July and August 1862 saw a significant increase of Confederate guerilla warfare in the Clarksville area. On 18 August, Thomas Woodward's 2nd Kentucky Cavalry Regiment captured Clarksville and obtained the surrender of Colonel Mason and his garrison. Mason had not distinguished himself at the Battle of Shiloh on 6 April. He was soon disciplined and demoted for surrendering so easily. On 5 September 1862, a 1,100-man Union force led by Colonel William W. Lowe left Dover, Tennessee with the goal of recapturing Clarksville. Lowe's expedition included detachments of the 5th Iowa Cavalry Regiment, the 71st Ohio, 11th Illinois, and 13th Wisconsin Infantry Regiments, and one section each from James P. Flood's Battery C and Andrew Stenbeck's Battery H, 2nd Illinois Light Artillery. Batteries C and H were stationed at Fort Donelson for much of the war.

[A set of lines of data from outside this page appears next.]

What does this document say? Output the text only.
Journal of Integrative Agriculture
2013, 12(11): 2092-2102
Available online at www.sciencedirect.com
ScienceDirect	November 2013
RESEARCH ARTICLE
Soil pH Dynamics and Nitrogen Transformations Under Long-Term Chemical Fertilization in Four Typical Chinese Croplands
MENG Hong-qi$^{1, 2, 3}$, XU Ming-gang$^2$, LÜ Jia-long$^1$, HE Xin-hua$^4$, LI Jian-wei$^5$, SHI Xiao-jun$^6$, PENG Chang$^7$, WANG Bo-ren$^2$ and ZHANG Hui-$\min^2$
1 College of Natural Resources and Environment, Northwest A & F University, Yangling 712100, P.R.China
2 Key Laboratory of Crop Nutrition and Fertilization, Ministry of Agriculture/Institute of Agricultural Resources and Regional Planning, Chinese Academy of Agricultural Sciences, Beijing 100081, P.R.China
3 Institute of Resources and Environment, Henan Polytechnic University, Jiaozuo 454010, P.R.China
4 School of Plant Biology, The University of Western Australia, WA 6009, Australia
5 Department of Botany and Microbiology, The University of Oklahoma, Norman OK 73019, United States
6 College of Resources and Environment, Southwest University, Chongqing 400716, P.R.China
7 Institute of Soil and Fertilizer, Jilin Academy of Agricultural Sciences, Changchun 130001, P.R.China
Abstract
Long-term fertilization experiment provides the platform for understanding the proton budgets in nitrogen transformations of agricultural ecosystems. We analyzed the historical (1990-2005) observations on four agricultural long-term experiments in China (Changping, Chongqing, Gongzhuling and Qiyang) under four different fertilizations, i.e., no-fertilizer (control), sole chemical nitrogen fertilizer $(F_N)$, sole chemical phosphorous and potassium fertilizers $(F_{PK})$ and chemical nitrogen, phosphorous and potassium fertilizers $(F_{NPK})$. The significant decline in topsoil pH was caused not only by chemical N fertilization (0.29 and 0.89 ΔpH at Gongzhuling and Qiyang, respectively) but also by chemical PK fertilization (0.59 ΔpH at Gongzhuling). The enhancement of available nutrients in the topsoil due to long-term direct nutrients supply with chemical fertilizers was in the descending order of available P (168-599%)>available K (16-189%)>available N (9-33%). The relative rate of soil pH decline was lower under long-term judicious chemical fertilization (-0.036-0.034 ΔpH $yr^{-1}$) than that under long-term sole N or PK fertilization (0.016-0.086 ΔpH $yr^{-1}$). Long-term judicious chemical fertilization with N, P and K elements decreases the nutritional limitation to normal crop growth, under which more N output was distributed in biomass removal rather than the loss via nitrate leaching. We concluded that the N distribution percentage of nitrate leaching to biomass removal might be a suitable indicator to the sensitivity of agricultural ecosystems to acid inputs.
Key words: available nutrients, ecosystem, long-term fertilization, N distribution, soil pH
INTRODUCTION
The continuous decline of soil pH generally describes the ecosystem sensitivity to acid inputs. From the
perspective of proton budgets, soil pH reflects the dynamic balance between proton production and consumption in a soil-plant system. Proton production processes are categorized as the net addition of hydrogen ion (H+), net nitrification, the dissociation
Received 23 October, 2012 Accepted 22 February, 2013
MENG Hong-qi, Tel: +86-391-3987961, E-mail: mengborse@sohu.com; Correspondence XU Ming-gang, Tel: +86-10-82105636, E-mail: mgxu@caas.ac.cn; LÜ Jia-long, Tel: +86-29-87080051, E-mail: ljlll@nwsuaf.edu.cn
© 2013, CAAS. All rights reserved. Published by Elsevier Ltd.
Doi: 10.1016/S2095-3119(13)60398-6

Skirmishing began on 6 September as Lowe's Union troops advanced toward Clarksville and were delayed by Woodward's Confederates. The Federals pushed their opponents through a one-time town called New Providence. Woodward's 700 defenders included the dismounted 2nd Kentucky Cavalry and some armed civilians. On 7 September, Woodward deployed his men facing west on a north–south ridge called Riggins Hill. This is on modern U.S. Route 79 at Dotsonville Road. The Confederates took cover behind homes, farm buildings, trees, fences, and stone walls. Lowe positioned his troops along a ridge to the west and ordered his artillery to bombard the defenders. Lowe placed the 13th Wisconsin on the left, the 11th Illinois in the center, the 71st Ohio on the right, and the 5th Iowa Cavalry in reserve. After 45 minutes of shelling, Woodward's men began to waver. At this time, Lowe's flanking units pressed forward and the Confederates took to their heels. The Union cavalry pursued their fleeing enemies through Clarksville. Woodward's force suffered losses of 17 killed, 40 wounded, and about 50 captured. Lowe's losses were negligible.

==Aftermath==
Lowe's soldiers took control of Clarksville and reopened the Cumberland to Union river traffic. However, because not enough troops were available, Clarksville was not permanently occupied until December 1862. The area remained subject to Confederate raids until the end of 1864.

==Historical markers==
A battle marker is located at U.S. Route 79 and Magnolia Drive within the city limits of Clarksville. There are several other historical markers nearby, including markers for Fort Defiance, Fort Sevier, Trice's Landing, and Forts Versus Ironclads.